La seconda sezione,come si è già rilevato, contiene “ I sonetti du babbiu, ma anche qui pur ironizzando e sorridendo, P. non cessa di impartire insegnamenti, di far riflettere il lettore intorno a problematiche attuali; ad esempio, nel sonetto “La vurpi e la addina” (pag. 60) il poeta sollecita a non fidarsi della gente scaltra, oppure nel sonetto “U itu rossu”, viene evidenziato, come, contrariamente a quanto ognuno di noi potrebbe credere, nessuno è necessario ed indispensabile, sicchè anche il pollice che dice alle altre dita della mano “Sugnu u cchiù grossu e m’at’a rrispittari..., un giorno, essendosi difettato, dovette riconoscere “ca nuddu ènicissariu” e che “lu munnu gira sulu e non è mossu\ di cu si senti d’èssiri u vicàriu” (pag. 61), oppure con amara ironia affronta problemi commessi alla crisi economica attuale, come nel sonetto “L’euro” che fu daveru na sbintura! (pag. 51). Altrettanto succulenta è la poesia “Un casu difficili”, dove P. con saporita ironia evidenzia la generale decadenza culturale e più ancora lo straniamento nel quale spesso oggi si vive e al quale spesso siamo indotti dal contesto per cui, non solo gli allievi che,pur trovandosi a scuola ,non riescono ad entrare in sintonia con il contesto in cui si trovano e, di conseguenza, pensano che Cesare sia una persona qualsiasi e non un personaggio storico di cui avevano pur parlato e discusso, ma persino il professore di fronte all’ignoranza che lo circonda, dimentica la storicità del personaggio e, alla fine “...parra sulu e si cunforta: Talè ca l’assassinu è l’assissuri?” (pag. 50). Insomma “u babbiu” è più apparente che reale, perché anche in questa seconda sezione, l’autore riflette e fa riflettere spesso su problematiche attuali. Ne deriva un riso amaro, un ridere che è anche pianto e, se vogliamo fare riferimento all’umorismo pirandelliano diciamo che spesso non c’è solo l’avvertimento del contrario, tipico del comico, ma anche il sentimento del contrario che caratterizza l’umorismo, infatti come il nostro eminente narratore e drammaturgo, Pappalardo “babbiando” rivela, denunzia, ci induce ad un’amara riflessione sui nostri tempi e sui problemi grandi e piccoli che li affliggono.

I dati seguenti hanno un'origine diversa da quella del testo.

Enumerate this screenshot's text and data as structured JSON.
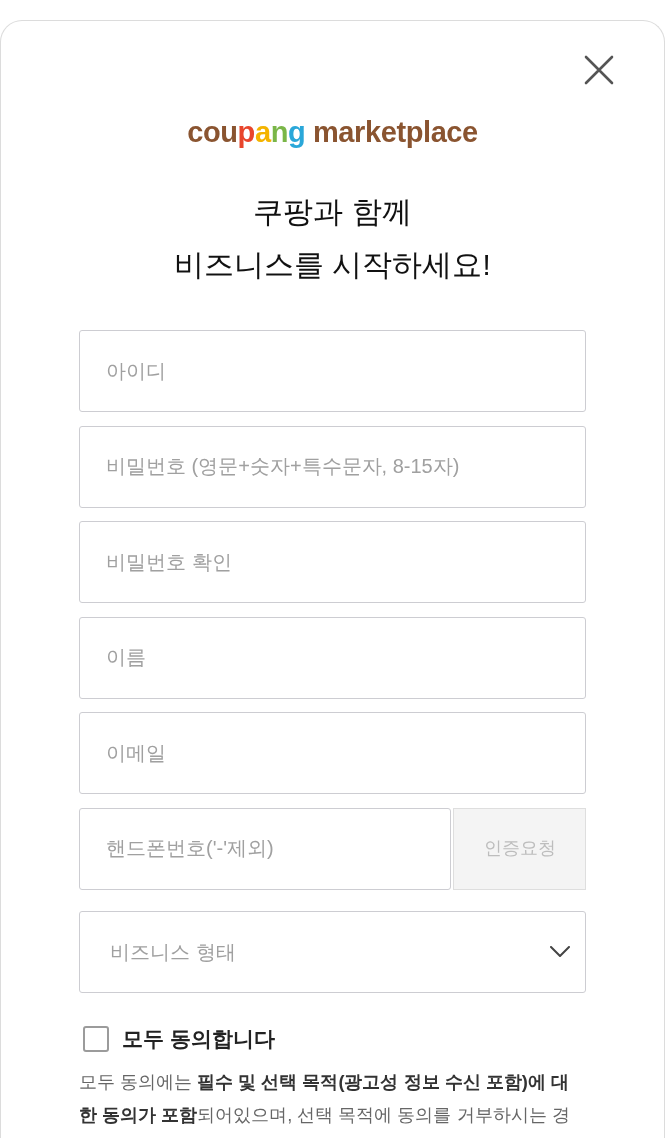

L’autore, quasi ad omaggiare J. DA LENTINI, considerato tradizionalmente l’inventore del sonetto, nella silloge adopera prevalentemente, tale struttura metrica, rispettando sia la lunghezza del verso, tipica di tale struttura,ossia l’endecasillabo, sia le rime spesso incrociate o alternate nelle quartine, incatenate e chiuse nelle terzine. Particolare della versificazione di Pappalardo è invece l’intensa musicalità ottenuta non solo attraverso le rime, ma anche attraverso il ritmo,particolarmente marcato, grazie al cospicuo uso dell’ictus che spesso supera la tradizionale terna degli accenti principali, facendo entrare in gioco accenti secondari che accrescono la musicalità dei versi.
Per concludere P. Pappalardo, pur collegandosi a livello linguistico, metrico e tematico alla letteratura delle origini, riesce a dare voce ai nostri tempi e farci riflettere sui problemi che caratterizzano la società di oggi.